I wonder if all of these are small steps sometimes but in the grand order of things, having the ability to shift end-use towards hydrogen is a first step so that we don’t have to rewire the decentralised applications when green hydrogen starts being widely available.

Trying to affliate

On Linkedin, I see people starting to use their former affliations to brand themselves. Ex-Google, ex-McKinsey, ex-Tesla, what have you. The people who find it hard to stand on their own ground, to initiate ideas, to test and run with them are usually the ones who try to leverage on affliations to move.

I learnt from a conversation with a small fund manager recently about how the Indonesian startup scene has a dearth of good manpower. Frequently, young people are using their 3-6 month stints at ToGo’s platforms or startups to level up their resume even as their real skills are lacking behind.

The problem with using metrics, KPIs is that they can be gamed even if they don’t lie. What we should care about are probably much harder to measure and assess. But one principle to bear in mind perhaps is that the more one is leveraging on their past affliations, perhaps the more skeptical one should be. It should be what exactly they did on the project they claim they were part of. Just attending meetings, or delivering the goods?

Brainstorming for pain

As a consultant, we often need to understand the painpoints, challenges and problems of various parties in the conversation. That is how we can add value to work on the problems, identify the solutions, offer the right recommendations.

The challenge to sharing painpoints or problems is there will always be some kind of resistance. It is difficult for parties involved to openly confess they need help; and the problems they identify at first may not necessarily be the fundamental problem. They might also be afraid that the problems identified traces back to themselves or some mistakes they had made before.

So what can we do? Reminder of the objectives of the brainstorm and objectives of the team. Walk through with the team what is the process they have at present to get from their starting point to their objectives. And ask them about the difficulties or bottlenecks at each step along that process.

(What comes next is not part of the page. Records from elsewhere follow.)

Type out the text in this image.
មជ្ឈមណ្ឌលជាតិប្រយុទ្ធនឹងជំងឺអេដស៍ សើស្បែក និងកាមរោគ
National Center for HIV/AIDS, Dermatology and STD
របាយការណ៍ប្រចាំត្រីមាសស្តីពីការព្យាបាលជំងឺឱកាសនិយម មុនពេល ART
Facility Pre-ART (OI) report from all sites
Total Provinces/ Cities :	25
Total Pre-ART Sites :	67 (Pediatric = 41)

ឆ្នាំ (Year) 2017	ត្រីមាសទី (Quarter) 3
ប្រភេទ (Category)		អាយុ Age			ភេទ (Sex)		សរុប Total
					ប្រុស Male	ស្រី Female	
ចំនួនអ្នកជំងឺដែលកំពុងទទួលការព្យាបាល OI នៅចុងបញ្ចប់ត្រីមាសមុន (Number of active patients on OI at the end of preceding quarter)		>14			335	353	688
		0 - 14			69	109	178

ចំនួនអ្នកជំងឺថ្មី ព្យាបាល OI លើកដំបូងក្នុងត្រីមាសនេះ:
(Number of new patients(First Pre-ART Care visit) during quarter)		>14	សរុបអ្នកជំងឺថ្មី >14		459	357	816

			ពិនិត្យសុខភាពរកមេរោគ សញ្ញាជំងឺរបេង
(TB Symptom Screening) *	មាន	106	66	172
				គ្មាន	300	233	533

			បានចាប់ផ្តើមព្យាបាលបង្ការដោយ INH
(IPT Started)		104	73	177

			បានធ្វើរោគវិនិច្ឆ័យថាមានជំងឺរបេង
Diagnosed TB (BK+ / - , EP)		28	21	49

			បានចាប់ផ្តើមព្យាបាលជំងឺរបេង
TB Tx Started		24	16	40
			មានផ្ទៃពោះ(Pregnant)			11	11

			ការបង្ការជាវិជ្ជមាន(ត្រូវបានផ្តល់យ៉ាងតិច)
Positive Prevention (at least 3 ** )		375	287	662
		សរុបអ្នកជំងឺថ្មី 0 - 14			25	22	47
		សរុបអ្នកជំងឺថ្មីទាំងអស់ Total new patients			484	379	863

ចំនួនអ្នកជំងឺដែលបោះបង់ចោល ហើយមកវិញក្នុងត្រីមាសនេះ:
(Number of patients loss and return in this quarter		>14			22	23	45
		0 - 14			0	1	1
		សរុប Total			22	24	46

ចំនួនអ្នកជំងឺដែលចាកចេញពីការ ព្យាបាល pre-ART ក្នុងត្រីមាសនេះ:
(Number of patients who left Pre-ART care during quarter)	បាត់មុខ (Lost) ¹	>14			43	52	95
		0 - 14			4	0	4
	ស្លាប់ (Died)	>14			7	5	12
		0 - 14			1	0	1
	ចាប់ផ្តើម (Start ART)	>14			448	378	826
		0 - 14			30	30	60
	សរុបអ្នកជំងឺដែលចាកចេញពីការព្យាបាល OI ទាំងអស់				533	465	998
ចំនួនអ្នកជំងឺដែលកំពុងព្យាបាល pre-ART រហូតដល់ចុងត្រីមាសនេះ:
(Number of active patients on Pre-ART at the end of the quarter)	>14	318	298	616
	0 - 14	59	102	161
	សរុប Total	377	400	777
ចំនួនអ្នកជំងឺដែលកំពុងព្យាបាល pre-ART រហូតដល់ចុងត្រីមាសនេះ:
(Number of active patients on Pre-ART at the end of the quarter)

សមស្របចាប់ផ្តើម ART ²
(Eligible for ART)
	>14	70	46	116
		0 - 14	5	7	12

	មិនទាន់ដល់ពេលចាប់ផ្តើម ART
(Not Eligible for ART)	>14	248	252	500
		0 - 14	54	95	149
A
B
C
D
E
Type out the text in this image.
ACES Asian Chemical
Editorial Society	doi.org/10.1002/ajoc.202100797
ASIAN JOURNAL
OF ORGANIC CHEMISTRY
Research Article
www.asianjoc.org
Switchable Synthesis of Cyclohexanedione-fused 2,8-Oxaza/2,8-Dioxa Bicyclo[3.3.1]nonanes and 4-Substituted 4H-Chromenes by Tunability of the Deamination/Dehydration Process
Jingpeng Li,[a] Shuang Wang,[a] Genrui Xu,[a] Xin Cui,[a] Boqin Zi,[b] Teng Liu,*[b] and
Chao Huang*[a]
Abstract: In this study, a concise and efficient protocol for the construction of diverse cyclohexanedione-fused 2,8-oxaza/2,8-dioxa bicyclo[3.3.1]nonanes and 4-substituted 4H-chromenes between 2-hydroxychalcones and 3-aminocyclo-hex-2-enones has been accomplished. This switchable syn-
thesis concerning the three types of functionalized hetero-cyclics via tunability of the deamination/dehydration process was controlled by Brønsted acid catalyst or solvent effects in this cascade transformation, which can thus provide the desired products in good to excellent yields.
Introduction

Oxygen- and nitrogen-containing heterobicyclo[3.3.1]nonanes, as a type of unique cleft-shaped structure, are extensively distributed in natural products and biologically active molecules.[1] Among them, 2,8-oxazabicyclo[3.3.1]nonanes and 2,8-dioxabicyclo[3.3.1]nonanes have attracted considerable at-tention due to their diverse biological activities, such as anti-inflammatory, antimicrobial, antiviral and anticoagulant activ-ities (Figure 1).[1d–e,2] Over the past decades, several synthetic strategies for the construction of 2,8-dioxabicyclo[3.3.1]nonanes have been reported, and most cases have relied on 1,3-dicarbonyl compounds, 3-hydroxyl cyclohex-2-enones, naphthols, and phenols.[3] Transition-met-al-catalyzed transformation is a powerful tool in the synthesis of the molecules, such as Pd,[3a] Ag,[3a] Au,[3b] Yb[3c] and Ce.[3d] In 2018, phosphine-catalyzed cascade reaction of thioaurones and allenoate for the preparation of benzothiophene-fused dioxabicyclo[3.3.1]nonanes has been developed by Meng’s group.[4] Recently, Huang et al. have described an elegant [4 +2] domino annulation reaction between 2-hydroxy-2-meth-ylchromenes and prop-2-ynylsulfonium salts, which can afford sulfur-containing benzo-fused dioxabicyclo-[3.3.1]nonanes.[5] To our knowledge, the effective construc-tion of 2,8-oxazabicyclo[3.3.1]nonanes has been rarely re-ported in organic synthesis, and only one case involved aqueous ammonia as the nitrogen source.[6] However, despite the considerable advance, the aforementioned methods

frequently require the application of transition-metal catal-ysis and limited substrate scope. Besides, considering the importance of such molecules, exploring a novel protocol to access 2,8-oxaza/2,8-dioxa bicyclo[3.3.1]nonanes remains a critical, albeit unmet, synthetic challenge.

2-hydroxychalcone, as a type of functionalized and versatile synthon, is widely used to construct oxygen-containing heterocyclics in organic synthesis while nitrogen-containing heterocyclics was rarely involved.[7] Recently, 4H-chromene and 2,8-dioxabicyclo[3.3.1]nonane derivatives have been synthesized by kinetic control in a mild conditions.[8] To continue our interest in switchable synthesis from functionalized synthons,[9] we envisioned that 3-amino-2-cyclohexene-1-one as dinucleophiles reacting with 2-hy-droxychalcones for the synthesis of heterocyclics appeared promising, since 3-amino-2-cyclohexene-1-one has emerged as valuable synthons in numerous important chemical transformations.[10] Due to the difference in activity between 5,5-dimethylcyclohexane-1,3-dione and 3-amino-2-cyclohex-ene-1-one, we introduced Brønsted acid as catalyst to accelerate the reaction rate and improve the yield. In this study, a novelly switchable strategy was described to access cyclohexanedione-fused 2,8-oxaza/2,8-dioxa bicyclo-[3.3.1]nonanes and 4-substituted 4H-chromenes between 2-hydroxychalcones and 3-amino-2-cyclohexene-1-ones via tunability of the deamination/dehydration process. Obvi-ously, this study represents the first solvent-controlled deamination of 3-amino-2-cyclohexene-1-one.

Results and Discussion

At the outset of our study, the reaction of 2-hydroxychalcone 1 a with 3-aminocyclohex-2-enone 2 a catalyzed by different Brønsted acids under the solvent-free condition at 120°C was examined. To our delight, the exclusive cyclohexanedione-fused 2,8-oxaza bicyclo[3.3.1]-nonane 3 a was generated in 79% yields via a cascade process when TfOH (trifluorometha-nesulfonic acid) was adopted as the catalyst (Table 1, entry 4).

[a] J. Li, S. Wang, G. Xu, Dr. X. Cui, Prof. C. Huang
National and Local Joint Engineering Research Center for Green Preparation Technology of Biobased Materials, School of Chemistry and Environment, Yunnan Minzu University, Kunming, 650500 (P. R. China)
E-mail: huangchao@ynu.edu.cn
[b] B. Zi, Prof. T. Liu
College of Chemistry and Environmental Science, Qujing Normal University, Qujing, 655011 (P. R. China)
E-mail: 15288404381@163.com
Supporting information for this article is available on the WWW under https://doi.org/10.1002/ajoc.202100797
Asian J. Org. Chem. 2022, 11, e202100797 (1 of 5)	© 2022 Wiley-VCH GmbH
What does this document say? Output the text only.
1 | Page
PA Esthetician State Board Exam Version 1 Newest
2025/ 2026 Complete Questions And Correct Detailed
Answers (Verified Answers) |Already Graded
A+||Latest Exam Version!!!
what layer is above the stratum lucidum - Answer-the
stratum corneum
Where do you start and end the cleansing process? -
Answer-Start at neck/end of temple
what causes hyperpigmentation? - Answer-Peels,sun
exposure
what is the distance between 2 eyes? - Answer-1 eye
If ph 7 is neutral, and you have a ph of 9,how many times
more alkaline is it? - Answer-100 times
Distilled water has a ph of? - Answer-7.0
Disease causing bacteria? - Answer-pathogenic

Hope this general framework for a start contributes to your brainstorming!

Mouldy places and spaces

Are there dark and moist corners of your life? Unvisited and rarely given light? What grows in there?

Could it be certain friendships and relationships? Or the job you had for 10 years where you and the organisation is stagnating? Or the hobby you had considered pursuing before other life’s concern caught up?

When are you clearing out the fungus and lighting up the place?

Wrong direction at speed

Does it make sense to compete on whose car goes faster if you have a different destination in mind? What do you say to the 12 year old math whiz in you class who just got 105/100 because he even got to the bonus 5-mark question while you got 5/100 because you only finished the first 3 pages of the exam and got plenty of wrongs? What would you have said if 20 years down the road you realised you were going to be a successful artist?

So what if you are fast and furious if you’re headed off a cliff? As compared to being on the racetrack? We all think and behave as if everyone is heading in the same direction that we get caught up on very narrow, specific metrics to measure ourselves in ways that may not matter. In fact, if you’re trying to compete on speed in the wrong direction, you’re just going to get farther from your goals.

More important to take time to get the direction right. So many of the guys in Singapore think of their two years of national service a waste. And they find themselves believing that they are falling behind. The question is whether they took a pause to consider which direction they are trying to move in. Perhaps the two years serve to discover oneself better? Perhaps you’d realise at that point life is not about just doing what others are doing, except better?

In being constrained, you find yourself freed.